Ces déclarations de l’OCS sonnent familièrement à l’oreille du fidèle lecteur de nos Chroniques qui en avait eu un avant-goût il y a trois ans :
« Le corridor RAI (Russie-Azerbaïdjan-Iran) se combinera avec les voies chinoises pour former un maillage eurasien serré par lequel transiteront marchandises et hydrocarbures. De Lisbonne à Pékin et de l’océan Indien à l’océan Arctique. Un seul absent dans tout cela : les États-Unis, dont la capacité de nuisance s’amenuise à mesure que l’intégration de l’Eurasie se poursuit. » [1]
Le RAI est sur les rails et sera à terme raccordé aux nouvelles routes de la soie. On comprend la fébrilité des stratèges impériaux, qui ont d’ailleurs bien d’autres raisons de se prendre la tête à deux mains...
En Argentine, le président Mauricio Macri, gentil toutou des USA, vient de se prendre une volée aux élections primaires, répétition générale de l’élection présidentielle du mois d’octobre. Pour Washington, c’est une bien mauvaise nouvelle, d’autant que le grand vainqueur est le parti de l’ancienne présidente Cristina Kirchner, elle aussi bien connue des lecteurs. Nous en parlions entre autres dans un billet consacré à l’établissement d’une base radar chinoise dans la pampa :
« L’accord sino-argentin avait été signé en 2015, du temps de Cristina Kirchner, égérie de la multipolarité. Ironie du sort, l’objet de l’accord se réalise sous son successeur et adversaire, pion de l’empire comme nous l’expliquions il y a deux ans :
"Macri, dans la plus pure tradition des leaders latino-américains dévoyés, est l’homme de paille des États-Unis en Argentine, permettant l’installation de deux bases US dans son pays, plaçant sa fortune chez son maître, s’attirant les louanges de son suzerain." [2]
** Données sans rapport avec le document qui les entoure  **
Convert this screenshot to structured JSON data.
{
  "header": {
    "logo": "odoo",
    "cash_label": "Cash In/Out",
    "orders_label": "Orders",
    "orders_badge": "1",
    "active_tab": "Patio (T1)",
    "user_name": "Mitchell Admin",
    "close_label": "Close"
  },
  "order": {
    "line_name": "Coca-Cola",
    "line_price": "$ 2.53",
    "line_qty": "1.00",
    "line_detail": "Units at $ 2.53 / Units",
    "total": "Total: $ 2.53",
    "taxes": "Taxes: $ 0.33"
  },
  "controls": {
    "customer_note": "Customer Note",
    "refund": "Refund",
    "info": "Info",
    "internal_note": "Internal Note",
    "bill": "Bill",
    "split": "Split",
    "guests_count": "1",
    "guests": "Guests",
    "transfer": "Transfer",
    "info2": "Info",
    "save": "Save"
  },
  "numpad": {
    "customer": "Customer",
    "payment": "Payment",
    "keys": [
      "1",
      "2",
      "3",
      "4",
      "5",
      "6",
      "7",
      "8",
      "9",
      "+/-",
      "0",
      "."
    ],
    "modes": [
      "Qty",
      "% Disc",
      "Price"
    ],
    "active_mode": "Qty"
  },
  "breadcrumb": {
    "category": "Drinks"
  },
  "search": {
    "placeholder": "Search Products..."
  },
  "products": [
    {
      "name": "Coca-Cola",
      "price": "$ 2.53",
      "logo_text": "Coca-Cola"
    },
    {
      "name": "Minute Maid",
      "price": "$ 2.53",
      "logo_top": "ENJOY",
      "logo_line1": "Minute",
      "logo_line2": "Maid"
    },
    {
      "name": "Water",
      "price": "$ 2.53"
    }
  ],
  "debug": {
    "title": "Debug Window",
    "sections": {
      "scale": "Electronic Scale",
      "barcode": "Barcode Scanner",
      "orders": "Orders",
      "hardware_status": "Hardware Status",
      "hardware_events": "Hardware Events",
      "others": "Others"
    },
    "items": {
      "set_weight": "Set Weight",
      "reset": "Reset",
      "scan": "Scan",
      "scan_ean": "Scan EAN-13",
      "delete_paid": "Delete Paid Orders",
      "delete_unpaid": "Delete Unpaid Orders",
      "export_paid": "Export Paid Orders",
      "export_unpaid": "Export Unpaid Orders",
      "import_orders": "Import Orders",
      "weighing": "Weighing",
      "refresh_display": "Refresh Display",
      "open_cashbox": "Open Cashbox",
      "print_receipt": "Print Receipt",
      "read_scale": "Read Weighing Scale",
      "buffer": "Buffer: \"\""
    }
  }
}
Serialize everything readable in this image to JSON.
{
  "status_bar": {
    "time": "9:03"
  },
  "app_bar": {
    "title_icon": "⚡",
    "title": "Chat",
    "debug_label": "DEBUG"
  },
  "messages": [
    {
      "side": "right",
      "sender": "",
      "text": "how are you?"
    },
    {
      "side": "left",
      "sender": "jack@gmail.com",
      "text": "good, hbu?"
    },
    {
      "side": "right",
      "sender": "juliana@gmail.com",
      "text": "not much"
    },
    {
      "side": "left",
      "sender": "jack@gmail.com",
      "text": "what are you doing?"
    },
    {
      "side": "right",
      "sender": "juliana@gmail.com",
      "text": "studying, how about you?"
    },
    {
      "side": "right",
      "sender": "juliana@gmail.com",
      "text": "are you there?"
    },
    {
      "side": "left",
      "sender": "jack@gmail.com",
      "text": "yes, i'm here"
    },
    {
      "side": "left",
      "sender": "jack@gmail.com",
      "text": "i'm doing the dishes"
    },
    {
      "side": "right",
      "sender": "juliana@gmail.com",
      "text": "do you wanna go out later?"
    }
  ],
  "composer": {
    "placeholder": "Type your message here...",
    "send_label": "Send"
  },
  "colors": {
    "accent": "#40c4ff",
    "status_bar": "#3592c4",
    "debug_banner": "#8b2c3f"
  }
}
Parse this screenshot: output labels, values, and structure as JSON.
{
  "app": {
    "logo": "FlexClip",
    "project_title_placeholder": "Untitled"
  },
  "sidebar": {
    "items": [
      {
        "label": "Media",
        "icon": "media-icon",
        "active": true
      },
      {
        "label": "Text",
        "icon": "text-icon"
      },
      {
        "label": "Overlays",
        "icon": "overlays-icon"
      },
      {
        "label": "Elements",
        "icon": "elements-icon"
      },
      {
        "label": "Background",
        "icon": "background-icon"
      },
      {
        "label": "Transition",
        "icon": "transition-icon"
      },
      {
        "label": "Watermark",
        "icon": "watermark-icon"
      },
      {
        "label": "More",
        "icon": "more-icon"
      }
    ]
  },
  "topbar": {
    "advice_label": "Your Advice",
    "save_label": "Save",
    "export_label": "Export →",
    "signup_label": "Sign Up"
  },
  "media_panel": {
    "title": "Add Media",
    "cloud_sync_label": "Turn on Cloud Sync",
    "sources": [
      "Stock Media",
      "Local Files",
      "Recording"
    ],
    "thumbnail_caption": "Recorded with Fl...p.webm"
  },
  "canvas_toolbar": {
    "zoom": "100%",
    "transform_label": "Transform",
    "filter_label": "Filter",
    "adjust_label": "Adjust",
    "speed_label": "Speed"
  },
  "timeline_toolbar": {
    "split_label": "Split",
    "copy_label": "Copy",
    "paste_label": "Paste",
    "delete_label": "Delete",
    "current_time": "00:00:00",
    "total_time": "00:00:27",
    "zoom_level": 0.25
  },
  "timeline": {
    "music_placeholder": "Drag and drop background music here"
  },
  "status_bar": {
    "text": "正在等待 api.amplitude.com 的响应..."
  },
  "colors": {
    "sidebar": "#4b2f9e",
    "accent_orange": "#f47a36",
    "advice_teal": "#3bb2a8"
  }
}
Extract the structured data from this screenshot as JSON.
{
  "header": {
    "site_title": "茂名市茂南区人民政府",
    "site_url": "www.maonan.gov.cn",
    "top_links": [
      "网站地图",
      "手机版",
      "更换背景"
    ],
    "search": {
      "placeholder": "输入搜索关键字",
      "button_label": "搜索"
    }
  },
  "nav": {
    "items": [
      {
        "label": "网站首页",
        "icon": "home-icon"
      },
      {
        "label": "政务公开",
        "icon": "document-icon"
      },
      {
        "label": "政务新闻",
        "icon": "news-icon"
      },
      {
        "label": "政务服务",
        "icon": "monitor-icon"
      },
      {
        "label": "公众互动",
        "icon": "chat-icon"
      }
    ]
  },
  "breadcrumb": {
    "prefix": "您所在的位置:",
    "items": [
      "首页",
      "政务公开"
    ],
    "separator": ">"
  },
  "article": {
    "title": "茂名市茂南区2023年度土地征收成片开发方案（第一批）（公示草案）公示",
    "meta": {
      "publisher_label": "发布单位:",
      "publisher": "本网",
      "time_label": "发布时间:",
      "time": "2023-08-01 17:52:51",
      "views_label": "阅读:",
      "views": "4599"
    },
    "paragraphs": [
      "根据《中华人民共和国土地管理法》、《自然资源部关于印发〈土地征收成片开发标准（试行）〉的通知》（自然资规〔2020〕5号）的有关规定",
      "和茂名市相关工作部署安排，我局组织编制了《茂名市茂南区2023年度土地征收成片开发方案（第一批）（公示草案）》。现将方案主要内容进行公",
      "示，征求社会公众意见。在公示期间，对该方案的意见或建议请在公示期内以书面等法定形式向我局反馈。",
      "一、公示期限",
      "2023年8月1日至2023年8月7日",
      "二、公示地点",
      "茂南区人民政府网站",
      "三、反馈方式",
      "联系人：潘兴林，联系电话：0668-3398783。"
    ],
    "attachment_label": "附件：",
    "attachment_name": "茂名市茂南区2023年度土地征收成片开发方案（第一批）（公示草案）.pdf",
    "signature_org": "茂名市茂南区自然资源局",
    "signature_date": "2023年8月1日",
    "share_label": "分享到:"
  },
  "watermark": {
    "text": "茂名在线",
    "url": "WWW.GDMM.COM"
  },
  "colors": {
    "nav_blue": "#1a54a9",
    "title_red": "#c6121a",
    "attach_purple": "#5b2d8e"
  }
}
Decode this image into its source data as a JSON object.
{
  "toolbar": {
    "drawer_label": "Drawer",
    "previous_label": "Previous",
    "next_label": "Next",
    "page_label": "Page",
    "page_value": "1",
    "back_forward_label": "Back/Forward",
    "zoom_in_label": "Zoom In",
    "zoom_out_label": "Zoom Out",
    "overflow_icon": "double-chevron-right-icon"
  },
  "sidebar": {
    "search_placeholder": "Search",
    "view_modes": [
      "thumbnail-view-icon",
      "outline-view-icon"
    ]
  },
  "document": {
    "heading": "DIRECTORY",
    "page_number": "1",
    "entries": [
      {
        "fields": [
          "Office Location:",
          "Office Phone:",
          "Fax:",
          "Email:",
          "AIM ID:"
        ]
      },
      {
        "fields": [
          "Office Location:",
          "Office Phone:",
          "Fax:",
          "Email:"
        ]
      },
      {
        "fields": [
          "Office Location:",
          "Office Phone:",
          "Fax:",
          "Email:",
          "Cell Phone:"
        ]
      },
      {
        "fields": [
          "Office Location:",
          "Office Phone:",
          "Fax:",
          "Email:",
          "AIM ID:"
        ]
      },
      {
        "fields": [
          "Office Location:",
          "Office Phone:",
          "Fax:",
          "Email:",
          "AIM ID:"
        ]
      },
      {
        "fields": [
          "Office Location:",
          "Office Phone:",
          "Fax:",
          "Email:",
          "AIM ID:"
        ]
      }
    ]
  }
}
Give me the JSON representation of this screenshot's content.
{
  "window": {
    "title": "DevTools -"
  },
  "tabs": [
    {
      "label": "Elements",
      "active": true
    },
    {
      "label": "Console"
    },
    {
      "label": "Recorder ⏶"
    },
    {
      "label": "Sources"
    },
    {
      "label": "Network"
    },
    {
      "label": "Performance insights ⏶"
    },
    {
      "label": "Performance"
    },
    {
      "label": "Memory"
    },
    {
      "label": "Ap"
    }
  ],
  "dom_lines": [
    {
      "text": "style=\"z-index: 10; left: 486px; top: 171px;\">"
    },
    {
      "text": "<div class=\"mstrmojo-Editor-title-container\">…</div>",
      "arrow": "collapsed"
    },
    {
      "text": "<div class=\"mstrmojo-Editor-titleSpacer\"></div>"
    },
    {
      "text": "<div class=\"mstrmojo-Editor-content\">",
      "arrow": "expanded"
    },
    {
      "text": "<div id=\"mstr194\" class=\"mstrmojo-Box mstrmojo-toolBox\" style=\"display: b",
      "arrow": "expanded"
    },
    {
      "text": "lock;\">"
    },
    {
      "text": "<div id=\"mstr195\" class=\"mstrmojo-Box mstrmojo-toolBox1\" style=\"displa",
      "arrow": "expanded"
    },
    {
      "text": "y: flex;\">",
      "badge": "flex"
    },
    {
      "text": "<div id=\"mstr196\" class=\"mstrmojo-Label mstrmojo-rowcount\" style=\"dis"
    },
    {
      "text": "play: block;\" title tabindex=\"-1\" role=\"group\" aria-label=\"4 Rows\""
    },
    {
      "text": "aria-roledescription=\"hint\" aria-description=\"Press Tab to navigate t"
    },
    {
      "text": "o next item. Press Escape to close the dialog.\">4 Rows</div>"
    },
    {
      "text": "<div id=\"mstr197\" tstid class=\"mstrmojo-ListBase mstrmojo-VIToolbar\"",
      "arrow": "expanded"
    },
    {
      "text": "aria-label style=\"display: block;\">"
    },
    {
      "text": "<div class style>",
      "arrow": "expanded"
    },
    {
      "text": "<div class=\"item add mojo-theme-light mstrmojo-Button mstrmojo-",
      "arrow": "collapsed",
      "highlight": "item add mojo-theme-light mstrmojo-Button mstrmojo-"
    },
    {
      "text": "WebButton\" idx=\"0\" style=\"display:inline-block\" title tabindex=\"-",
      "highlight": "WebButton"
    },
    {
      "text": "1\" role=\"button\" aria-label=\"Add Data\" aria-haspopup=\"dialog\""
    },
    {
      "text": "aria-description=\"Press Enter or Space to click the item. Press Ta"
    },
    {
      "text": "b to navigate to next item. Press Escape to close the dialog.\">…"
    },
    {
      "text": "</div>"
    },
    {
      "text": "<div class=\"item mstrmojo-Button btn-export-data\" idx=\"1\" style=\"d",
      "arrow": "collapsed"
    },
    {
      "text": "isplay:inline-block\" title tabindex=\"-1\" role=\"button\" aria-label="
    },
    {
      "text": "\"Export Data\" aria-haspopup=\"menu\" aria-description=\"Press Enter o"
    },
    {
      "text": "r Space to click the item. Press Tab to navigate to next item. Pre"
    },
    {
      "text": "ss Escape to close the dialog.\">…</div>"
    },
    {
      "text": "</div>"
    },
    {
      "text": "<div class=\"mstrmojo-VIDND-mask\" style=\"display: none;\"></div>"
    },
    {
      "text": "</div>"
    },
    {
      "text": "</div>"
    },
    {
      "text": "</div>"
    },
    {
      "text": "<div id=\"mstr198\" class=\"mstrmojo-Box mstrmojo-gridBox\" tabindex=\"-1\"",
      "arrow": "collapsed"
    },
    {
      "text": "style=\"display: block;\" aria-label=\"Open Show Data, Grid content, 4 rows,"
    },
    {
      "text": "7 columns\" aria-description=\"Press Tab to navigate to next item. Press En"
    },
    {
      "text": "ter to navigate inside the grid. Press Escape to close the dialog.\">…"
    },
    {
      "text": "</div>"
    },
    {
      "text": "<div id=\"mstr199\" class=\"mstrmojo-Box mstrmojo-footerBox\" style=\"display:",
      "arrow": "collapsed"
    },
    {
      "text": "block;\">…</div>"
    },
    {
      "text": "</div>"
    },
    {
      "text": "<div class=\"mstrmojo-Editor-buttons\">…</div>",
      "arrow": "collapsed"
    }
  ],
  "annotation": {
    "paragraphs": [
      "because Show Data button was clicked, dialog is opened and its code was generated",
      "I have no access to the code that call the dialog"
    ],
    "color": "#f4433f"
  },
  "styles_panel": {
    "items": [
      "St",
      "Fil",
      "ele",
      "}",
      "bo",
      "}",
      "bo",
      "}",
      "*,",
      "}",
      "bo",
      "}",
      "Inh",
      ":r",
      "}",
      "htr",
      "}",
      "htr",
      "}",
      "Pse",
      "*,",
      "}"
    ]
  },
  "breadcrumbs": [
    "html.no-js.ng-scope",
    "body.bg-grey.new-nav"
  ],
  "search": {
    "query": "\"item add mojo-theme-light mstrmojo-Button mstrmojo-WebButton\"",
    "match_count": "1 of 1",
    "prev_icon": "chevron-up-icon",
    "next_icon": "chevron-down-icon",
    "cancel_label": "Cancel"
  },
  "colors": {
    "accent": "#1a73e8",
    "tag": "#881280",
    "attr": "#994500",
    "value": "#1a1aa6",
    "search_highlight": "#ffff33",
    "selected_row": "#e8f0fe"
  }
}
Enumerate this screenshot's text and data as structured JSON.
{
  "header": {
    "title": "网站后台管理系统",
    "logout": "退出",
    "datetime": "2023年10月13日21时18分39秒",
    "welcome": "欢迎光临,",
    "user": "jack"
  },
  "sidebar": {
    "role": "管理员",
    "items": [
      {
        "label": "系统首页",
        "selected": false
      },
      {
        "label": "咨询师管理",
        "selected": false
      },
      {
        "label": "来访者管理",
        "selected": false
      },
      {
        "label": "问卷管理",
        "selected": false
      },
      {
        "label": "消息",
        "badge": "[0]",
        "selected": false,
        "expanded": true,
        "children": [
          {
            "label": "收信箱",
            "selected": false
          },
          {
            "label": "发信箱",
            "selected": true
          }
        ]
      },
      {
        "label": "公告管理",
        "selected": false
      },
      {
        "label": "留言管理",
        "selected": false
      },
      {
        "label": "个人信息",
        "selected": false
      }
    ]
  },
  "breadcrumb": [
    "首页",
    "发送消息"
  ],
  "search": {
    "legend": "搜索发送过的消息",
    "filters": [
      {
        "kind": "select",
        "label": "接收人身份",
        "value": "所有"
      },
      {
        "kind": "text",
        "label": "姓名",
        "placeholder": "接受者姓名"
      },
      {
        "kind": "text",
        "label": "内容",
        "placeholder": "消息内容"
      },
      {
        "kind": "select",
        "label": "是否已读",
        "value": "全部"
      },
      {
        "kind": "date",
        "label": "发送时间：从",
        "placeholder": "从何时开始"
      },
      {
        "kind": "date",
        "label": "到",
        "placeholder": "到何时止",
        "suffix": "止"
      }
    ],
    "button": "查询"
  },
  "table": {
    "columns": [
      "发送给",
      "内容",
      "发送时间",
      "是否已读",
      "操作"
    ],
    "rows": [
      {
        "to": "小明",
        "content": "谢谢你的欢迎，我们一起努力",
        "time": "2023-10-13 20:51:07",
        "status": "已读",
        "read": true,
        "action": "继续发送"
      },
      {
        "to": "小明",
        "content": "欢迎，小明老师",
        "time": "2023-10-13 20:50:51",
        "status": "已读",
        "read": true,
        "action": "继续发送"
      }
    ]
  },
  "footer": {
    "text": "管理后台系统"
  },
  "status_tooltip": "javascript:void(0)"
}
... et acceptant avec gloutonnerie tout accord avec le FMI visant à esclavagiser un peu plus son pays. Sans surprise, la Cristina, maintenant sénatrice, s’y oppose résolument et préfère les prêts de la banque des BRICS ou de la Chine. D’où la base radar, facilité donnée au dragon contre des espèces sonnantes et trébuchantes à un moment où l’Argentine était étranglée financièrement. Le combat continue entre la pasionaria et le vassal. Macri est largement devancé par C.K dans les projections du premier tour (39 %-30 %). Quel que soit le résultat, la base chinoise est là pour rester, l’accord ayant été signé pour 50 ans. » [3]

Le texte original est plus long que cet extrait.